Thursday, January 29, 2015

Mapping centromeres using Optical Map data

Optical mapping has become rather common for applications ranging from genome assembly improvement and validation to structural variation discovery. Validation of the rice genome using Optical map data also helped map centromeres and even span one centromere. However, in some cases centromeres have been found to correspond to regions that have poor mapping of optical maps, presumably due to the presence of tandem repeats that lack unique restriction sites. Without the availability of genetic linkage maps or other evidence, those working with NGS based draft assemblies have speculated that large gaps in the optical map correspond to centromeres or other repeats.

The Human genome has a higher quality as well as availability of various other resources such as genetic linkage maps, BAC's, FISH etc in addition to the availability of optical mapping data.
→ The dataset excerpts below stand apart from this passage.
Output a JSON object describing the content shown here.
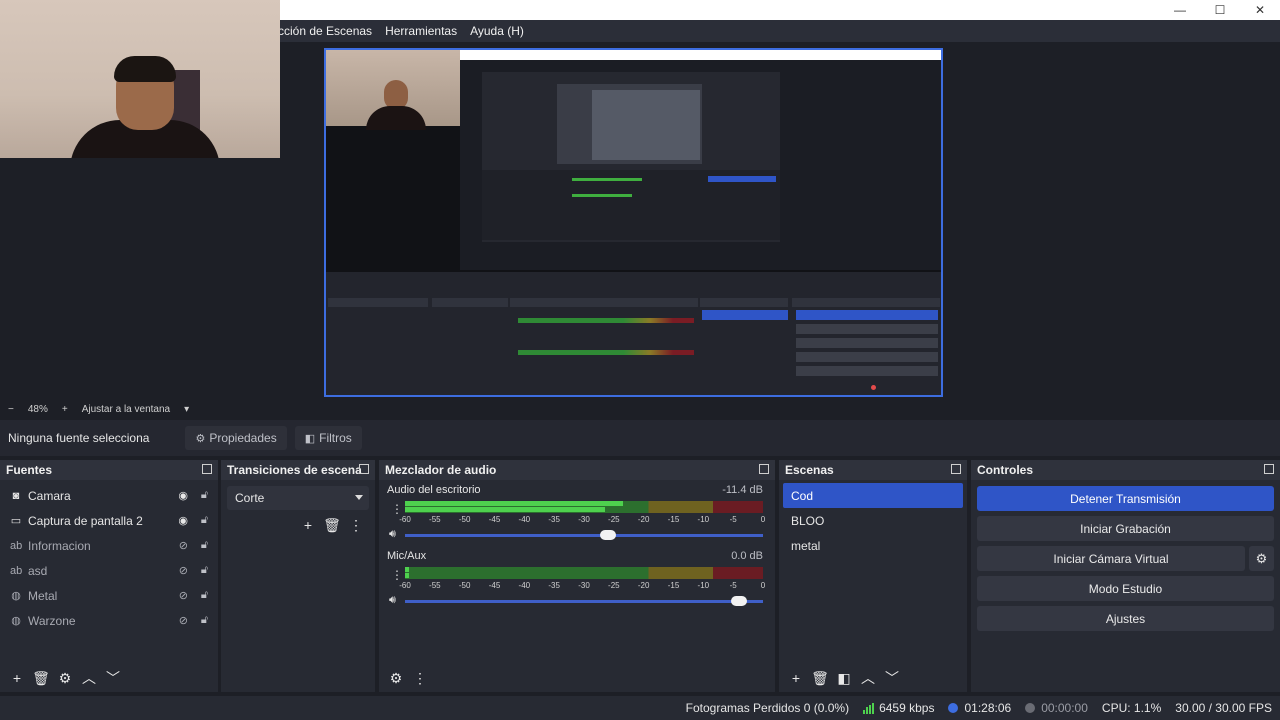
{
  "window": {
    "minimize": "—",
    "maximize": "☐",
    "close": "✕"
  },
  "menu": [
    "cción de Escenas",
    "Herramientas",
    "Ayuda (H)"
  ],
  "zoom": {
    "minus": "−",
    "level": "48%",
    "plus": "+",
    "fit": "Ajustar a la ventana"
  },
  "propbar": {
    "no_source": "Ninguna fuente selecciona",
    "properties": "Propiedades",
    "filters": "Filtros"
  },
  "sources": {
    "title": "Fuentes",
    "items": [
      {
        "icon": "camera-icon",
        "label": "Camara",
        "visible": true
      },
      {
        "icon": "monitor-icon",
        "label": "Captura de pantalla 2",
        "visible": true
      },
      {
        "icon": "text-icon",
        "label": "Informacion",
        "visible": false
      },
      {
        "icon": "text-icon",
        "label": "asd",
        "visible": false
      },
      {
        "icon": "gamepad-icon",
        "label": "Metal",
        "visible": false
      },
      {
        "icon": "gamepad-icon",
        "label": "Warzone",
        "visible": false
      }
    ]
  },
  "transitions": {
    "title": "Transiciones de escena",
    "selected": "Corte"
  },
  "mixer": {
    "title": "Mezclador de audio",
    "channels": [
      {
        "name": "Audio del escritorio",
        "db": "-11.4 dB",
        "level": 0.6,
        "volume": 0.7
      },
      {
        "name": "Mic/Aux",
        "db": "0.0 dB",
        "level": 0.0,
        "volume": 1.0
      }
    ],
    "ticks": [
      "-60",
      "-55",
      "-50",
      "-45",
      "-40",
      "-35",
      "-30",
      "-25",
      "-20",
      "-15",
      "-10",
      "-5",
      "0"
    ]
  },
  "scenes": {
    "title": "Escenas",
    "items": [
      "Cod",
      "BLOO",
      "metal"
    ],
    "active": 0
  },
  "controls": {
    "title": "Controles",
    "stop_stream": "Detener Transmisión",
    "start_record": "Iniciar Grabación",
    "virtual_cam": "Iniciar Cámara Virtual",
    "studio_mode": "Modo Estudio",
    "settings": "Ajustes"
  },
  "status": {
    "dropped": "Fotogramas Perdidos 0 (0.0%)",
    "kbps": "6459 kbps",
    "stream_time": "01:28:06",
    "record_time": "00:00:00",
    "cpu": "CPU: 1.1%",
    "fps": "30.00 / 30.00 FPS",
    "accent": "#2f55c7"
  }
}
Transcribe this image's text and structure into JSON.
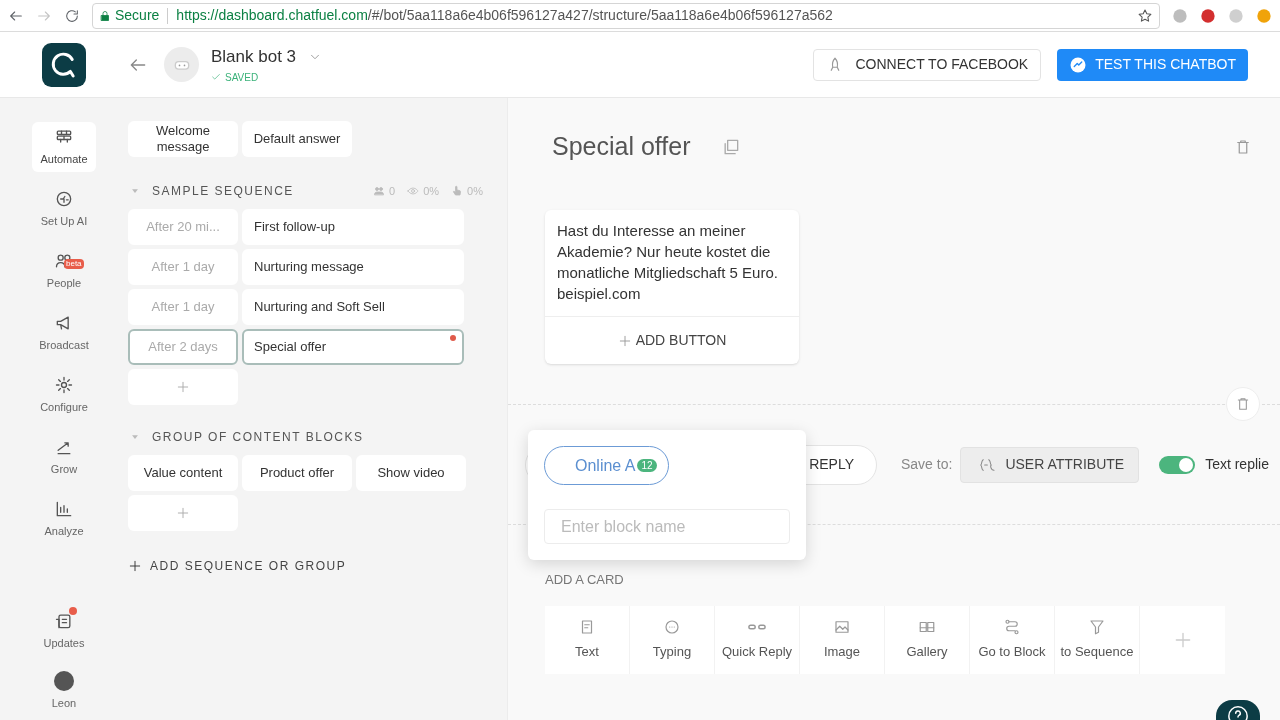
{
  "browser": {
    "secure_label": "Secure",
    "url_host": "https://dashboard.chatfuel.com",
    "url_path": "/#/bot/5aa118a6e4b06f596127a427/structure/5aa118a6e4b06f596127a562"
  },
  "header": {
    "bot_name": "Blank bot 3",
    "save_status": "SAVED",
    "connect_button": "CONNECT TO FACEBOOK",
    "test_button": "TEST THIS CHATBOT"
  },
  "nav": [
    {
      "label": "Automate",
      "selected": true,
      "notification": false
    },
    {
      "label": "Set Up AI",
      "selected": false,
      "notification": false
    },
    {
      "label": "People",
      "selected": false,
      "badge": "beta",
      "notification": false
    },
    {
      "label": "Broadcast",
      "selected": false,
      "notification": false
    },
    {
      "label": "Configure",
      "selected": false,
      "notification": false
    },
    {
      "label": "Grow",
      "selected": false,
      "notification": false
    },
    {
      "label": "Analyze",
      "selected": false,
      "notification": false
    }
  ],
  "nav_bottom": [
    {
      "label": "Updates",
      "selected": false,
      "notification": true
    },
    {
      "label": "Leon",
      "selected": false,
      "notification": false
    }
  ],
  "top_blocks": [
    "Welcome message",
    "Default answer"
  ],
  "sequence": {
    "title": "SAMPLE SEQUENCE",
    "stats": {
      "users": "0",
      "opened": "0%",
      "clicked": "0%"
    },
    "rows": [
      {
        "delay": "After 20 mi...",
        "block": "First follow-up",
        "selected": false,
        "dot": false
      },
      {
        "delay": "After 1 day",
        "block": "Nurturing message",
        "selected": false,
        "dot": false
      },
      {
        "delay": "After 1 day",
        "block": "Nurturing and Soft Sell",
        "selected": false,
        "dot": false
      },
      {
        "delay": "After 2 days",
        "block": "Special offer",
        "selected": true,
        "dot": true
      }
    ]
  },
  "group": {
    "title": "GROUP OF CONTENT BLOCKS",
    "blocks": [
      "Value content",
      "Product offer",
      "Show video"
    ]
  },
  "add_sequence": "ADD SEQUENCE OR GROUP",
  "editor": {
    "title": "Special offer",
    "text_card": {
      "text": "Hast du Interesse an meiner Akademie? Nur heute kostet die monatliche Mitgliedschaft 5 Euro. beispiel.com",
      "add_button": "ADD BUTTON"
    },
    "quick_reply": {
      "button": "REPLY",
      "save_to_label": "Save to:",
      "attribute_button": "USER ATTRIBUTE",
      "text_replies_label": "Text replie",
      "text_replies_on": true
    },
    "add_card_label": "ADD A CARD",
    "card_types": [
      "Text",
      "Typing",
      "Quick Reply",
      "Image",
      "Gallery",
      "Go to Block",
      "to Sequence"
    ]
  },
  "popup": {
    "chip": "Online A",
    "chip_count": "12",
    "input_placeholder": "Enter block name"
  }
}
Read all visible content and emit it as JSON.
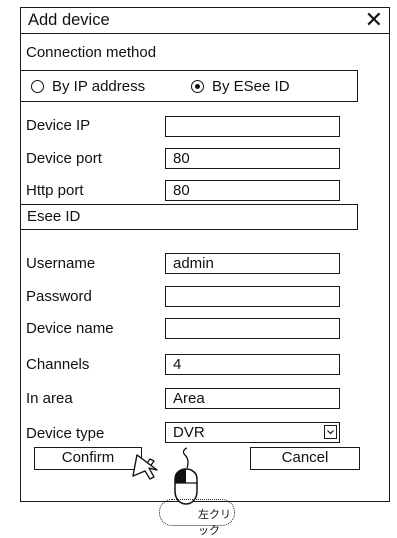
{
  "dialog": {
    "title": "Add device",
    "close_icon": "close-icon"
  },
  "connection": {
    "label": "Connection method",
    "options": [
      "By IP address",
      "By ESee ID"
    ],
    "selected": "By ESee ID"
  },
  "fields": {
    "device_ip": {
      "label": "Device IP",
      "value": ""
    },
    "device_port": {
      "label": "Device port",
      "value": "80"
    },
    "http_port": {
      "label": "Http port",
      "value": "80"
    },
    "esee_id": {
      "label": "Esee ID"
    },
    "username": {
      "label": "Username",
      "value": "admin"
    },
    "password": {
      "label": "Password",
      "value": ""
    },
    "device_name": {
      "label": "Device name",
      "value": ""
    },
    "channels": {
      "label": "Channels",
      "value": "4"
    },
    "in_area": {
      "label": "In area",
      "value": "Area"
    },
    "device_type": {
      "label": "Device type",
      "value": "DVR"
    }
  },
  "buttons": {
    "confirm": "Confirm",
    "cancel": "Cancel"
  },
  "annotation": {
    "click_text": "左クリック",
    "icons": [
      "cursor-arrow-icon",
      "mouse-icon"
    ]
  }
}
Centromeres have been mapped in the human genome with various other methods and provides an ideal case to investigate the patterns(or lack thereof) shown by optical maps near centromeres. Optical map data for the human and mouse genome from published studies have been made available as bigBed files. This provides a unique resource to understand the behavior of optical maps near centromeres.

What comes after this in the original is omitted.